Yesterday Hurricane Sandy spared us, but for two downed trees in the yard and an evening of interrupted internet service. I tried picking up my neighbors' WiFi until my roommate snapped me out of it. "When else do you have a perfect excuse to not get anything done?" Of course he was right. So I made a pot of tea and read Gabriel Garcia Marquez's Memories of My Melancholy Whores, which you can finish in one sitting. Today's task was to clear the two crest-fallen elms sprawling over the backyard. First I'd need a chainsaw. I called a buddy—his won’t start. So I'd need to buy one. A-ha! A customer choice problem—basically what I learned about in my Customer course this week with Prof. Sudhir. My decision process: First I called my grandfather—get an 18” bar, he counseled me, and keep that chain well-greased. Then I researched and price-checked online: Lowe’s, Home Depot, Sears. Then I drove to Lowe’s. And lo and behold—empty shelves. Everyone and their mother needs a chainsaw after a hurricane.

Down the block I went—to Superior Exchange at 1311 State Street. When a pawn shop doesn’t want to call itself a pawn shop, it becomes an exchange. Yes, they have used chainsaws. No, I can’t try that one. No, I can’t bring it back if it doesn’t work. I walk out. I walk back in. What the hell. $99 and I’m the proud new owner of a 1997-vintage Craftsman chainsaw.

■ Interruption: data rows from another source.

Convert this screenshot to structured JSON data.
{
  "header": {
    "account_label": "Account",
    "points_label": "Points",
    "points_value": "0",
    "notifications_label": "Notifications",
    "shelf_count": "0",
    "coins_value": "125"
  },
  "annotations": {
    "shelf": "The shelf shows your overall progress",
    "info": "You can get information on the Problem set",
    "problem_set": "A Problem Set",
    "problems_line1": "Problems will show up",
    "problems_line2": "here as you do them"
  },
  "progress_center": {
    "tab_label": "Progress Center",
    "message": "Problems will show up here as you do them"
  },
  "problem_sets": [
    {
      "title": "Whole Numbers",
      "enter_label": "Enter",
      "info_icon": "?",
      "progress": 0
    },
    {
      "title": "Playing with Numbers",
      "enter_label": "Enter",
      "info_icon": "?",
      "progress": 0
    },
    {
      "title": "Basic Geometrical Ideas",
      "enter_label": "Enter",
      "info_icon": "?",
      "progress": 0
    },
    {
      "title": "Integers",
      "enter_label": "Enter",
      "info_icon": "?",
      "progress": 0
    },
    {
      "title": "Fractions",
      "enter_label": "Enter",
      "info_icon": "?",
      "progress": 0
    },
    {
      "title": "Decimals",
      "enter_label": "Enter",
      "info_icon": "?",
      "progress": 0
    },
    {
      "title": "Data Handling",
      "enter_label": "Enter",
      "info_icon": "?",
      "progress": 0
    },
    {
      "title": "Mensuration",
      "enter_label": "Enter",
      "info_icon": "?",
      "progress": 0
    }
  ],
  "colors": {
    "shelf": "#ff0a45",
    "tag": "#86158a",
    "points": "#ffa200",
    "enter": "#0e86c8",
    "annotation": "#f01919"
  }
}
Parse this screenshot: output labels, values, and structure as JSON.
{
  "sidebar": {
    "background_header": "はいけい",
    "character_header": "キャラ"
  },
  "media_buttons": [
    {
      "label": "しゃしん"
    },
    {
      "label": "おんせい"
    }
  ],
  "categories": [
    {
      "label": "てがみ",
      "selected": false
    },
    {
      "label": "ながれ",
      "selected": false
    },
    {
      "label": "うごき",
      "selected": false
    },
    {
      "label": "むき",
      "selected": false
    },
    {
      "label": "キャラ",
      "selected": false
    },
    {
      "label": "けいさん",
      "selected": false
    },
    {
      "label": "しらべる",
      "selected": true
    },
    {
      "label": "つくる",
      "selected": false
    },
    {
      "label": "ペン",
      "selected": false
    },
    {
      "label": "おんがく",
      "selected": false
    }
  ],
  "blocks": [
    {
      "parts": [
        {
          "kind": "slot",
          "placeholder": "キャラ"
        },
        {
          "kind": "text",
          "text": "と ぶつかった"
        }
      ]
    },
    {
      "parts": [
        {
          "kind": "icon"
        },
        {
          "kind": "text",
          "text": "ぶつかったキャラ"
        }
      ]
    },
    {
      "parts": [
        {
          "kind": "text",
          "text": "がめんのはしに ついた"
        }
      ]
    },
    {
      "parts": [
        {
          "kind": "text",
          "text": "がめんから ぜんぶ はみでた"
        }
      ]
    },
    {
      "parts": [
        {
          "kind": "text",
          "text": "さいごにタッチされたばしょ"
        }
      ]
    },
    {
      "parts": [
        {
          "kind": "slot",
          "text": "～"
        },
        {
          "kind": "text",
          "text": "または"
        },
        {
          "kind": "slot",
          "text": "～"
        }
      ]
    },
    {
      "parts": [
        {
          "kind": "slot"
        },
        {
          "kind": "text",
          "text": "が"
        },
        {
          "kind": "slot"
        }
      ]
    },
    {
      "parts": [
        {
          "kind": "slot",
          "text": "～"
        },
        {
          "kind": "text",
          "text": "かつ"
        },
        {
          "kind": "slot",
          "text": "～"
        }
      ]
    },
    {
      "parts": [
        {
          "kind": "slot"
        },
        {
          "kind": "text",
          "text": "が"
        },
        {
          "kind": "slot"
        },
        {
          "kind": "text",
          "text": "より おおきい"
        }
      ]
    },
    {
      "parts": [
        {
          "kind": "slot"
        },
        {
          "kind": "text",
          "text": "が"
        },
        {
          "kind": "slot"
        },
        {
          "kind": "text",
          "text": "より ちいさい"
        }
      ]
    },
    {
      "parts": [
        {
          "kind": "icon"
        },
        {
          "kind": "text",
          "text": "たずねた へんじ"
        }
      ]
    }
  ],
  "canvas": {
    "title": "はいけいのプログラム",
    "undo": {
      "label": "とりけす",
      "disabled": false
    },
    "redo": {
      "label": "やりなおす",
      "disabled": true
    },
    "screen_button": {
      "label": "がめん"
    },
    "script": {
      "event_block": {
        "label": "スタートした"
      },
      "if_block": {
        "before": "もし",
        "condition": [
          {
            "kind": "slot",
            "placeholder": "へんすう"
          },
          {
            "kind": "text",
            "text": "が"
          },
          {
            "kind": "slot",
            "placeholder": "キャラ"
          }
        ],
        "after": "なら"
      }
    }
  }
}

I spent four hours wrestling with trees. Now the yard looks fine. I even met my neighbor from over the back fence, Miss Sandra. She has lived in her house for 41 years, and she invited me to visit the black church up the block. Over dinner my roommate and I got into a surprisingly heated conversation about urban poverty. He started it. The urban poor eat fast food instead of salads because Big Macs are cheap and available. And they use usurious check cashing services and pawn shops because of inadequate access to bank branches, he argued. I was in a pawn shop today, and I don’t think this latter argument holds. A Bank of America branch provides good checking and savings services, but it won’t solve your short-term liquidity problems. It’s hard to imagine a bank making an unsecured loan to someone with no or low credit, and banks aren’t in the business of making small-scale secured loans. That’s exactly what pawn shops do. At Superior Exchange this morning there was a steady stream of customers borrowing and re-paying secured loans. We can legitimately argue about pawn shops’ rates and lending practices, but the multi-millennial success of the business model proves the market need.